Friday, March 16, 2007

16/03/07

Las feromonas que desprendimos ayer por la tarde todavía se deben notar en el ambiente de la habitación. Es mejor que mantengamos siempre la puerta de la habitación cerrada para que el pobre Brus no se vuelva loco y siga buscando a su amor en la forma ligera de la cortina. Esas feromonas son las que hacen que una persona reconozca a su amor a mil kilómetros de distancia. Tu ahora, mientras escribo esto, estás a 16 minutos y medio del ordenador desde el que te escribo. Estarás desayunando el bocadillo de pavo que te habrás echo esta mañana, impregnado con alguna feromona que se escapó de la habitación y consiguió llegar hasta la cocina para darse un respiro, tomarse un vaso de agua fresca y descansar de tanto ajetreo amoroso. La gente se conecta a los ordenadores para buscar esas feromonas que no se pueden tocar. La gente es rara y solitaria. Nos encontramos con el olor que nos vuelve locos y lo degustamos hasta que se desgasta.

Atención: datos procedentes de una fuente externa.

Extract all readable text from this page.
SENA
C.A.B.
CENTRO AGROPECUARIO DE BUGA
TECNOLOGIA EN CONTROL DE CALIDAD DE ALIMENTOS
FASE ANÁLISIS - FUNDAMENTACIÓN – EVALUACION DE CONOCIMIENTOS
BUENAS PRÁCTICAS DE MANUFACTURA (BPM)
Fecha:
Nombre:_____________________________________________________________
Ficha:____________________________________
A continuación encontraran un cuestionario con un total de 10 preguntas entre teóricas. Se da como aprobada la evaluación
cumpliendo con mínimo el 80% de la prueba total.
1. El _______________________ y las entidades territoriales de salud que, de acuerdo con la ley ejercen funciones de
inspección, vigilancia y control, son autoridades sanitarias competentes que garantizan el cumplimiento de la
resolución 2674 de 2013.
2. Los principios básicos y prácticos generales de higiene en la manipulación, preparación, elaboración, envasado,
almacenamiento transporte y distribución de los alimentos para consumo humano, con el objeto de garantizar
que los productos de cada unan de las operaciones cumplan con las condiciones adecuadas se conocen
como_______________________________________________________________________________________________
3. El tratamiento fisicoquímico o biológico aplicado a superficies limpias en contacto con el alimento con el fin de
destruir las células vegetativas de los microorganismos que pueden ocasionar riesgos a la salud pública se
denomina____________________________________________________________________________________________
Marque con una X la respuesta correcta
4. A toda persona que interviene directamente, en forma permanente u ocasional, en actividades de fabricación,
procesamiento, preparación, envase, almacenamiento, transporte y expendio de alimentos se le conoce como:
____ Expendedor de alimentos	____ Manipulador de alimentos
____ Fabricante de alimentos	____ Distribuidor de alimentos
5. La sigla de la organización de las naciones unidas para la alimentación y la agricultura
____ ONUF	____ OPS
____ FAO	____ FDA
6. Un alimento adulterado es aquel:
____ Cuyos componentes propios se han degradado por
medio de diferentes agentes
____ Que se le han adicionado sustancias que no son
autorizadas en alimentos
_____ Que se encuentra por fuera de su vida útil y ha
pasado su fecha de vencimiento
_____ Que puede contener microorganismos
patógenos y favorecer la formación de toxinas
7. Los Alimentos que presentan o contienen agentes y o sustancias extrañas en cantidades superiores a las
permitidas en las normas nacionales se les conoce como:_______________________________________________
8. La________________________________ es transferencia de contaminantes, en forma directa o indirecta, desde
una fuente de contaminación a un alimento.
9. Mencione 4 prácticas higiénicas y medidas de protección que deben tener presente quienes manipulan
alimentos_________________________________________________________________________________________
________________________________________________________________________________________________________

Tres meses de pasión desenfrenada para desgastar a todas las feromonas de las que esa pareja nueva puede llegar a tener. Nosotros racionamos nuestras feromonas con inteligencia. Cada vez que abrimos la caja de los truenos en nuestra cama se abren millones de feromonas que se desparraman por el aire de la habitación. Brus se queda con muchas dentro de su olfato y busca a su novia en forma de cortina colgada, pero las auténticas feromonas, las que vana durarnos toda la vida, todavía están dentro de nuestros cuerpos. Yo no quiero repartirlas con nadie que no seas tú. Mis feromonas son tuyas y espero que las tuyas sigan siendo mías hasta el día que se agoten, que espero sea dentro de millones de años. De momento, por la habitación de casa seguirán desperdigadas un montón de esas feromonas agarradas a cualquier sitio para volverse a pegar a nuestros cuerpos en el momento en que nos volvamos a meter a la cama y que no sea para dormir. Ya sé que hoy no es un buen día para recordarte eso de no dormir, después de la noche que te ha dado la saliva de Brus; pero ten en cuenta que cada movimiento de su boca era una feromona nuestra que estaba perdida y se metía en su hocico para volverlo más loco y seguir buscando a su novia que él ya no quería que tuviese forma de cortina.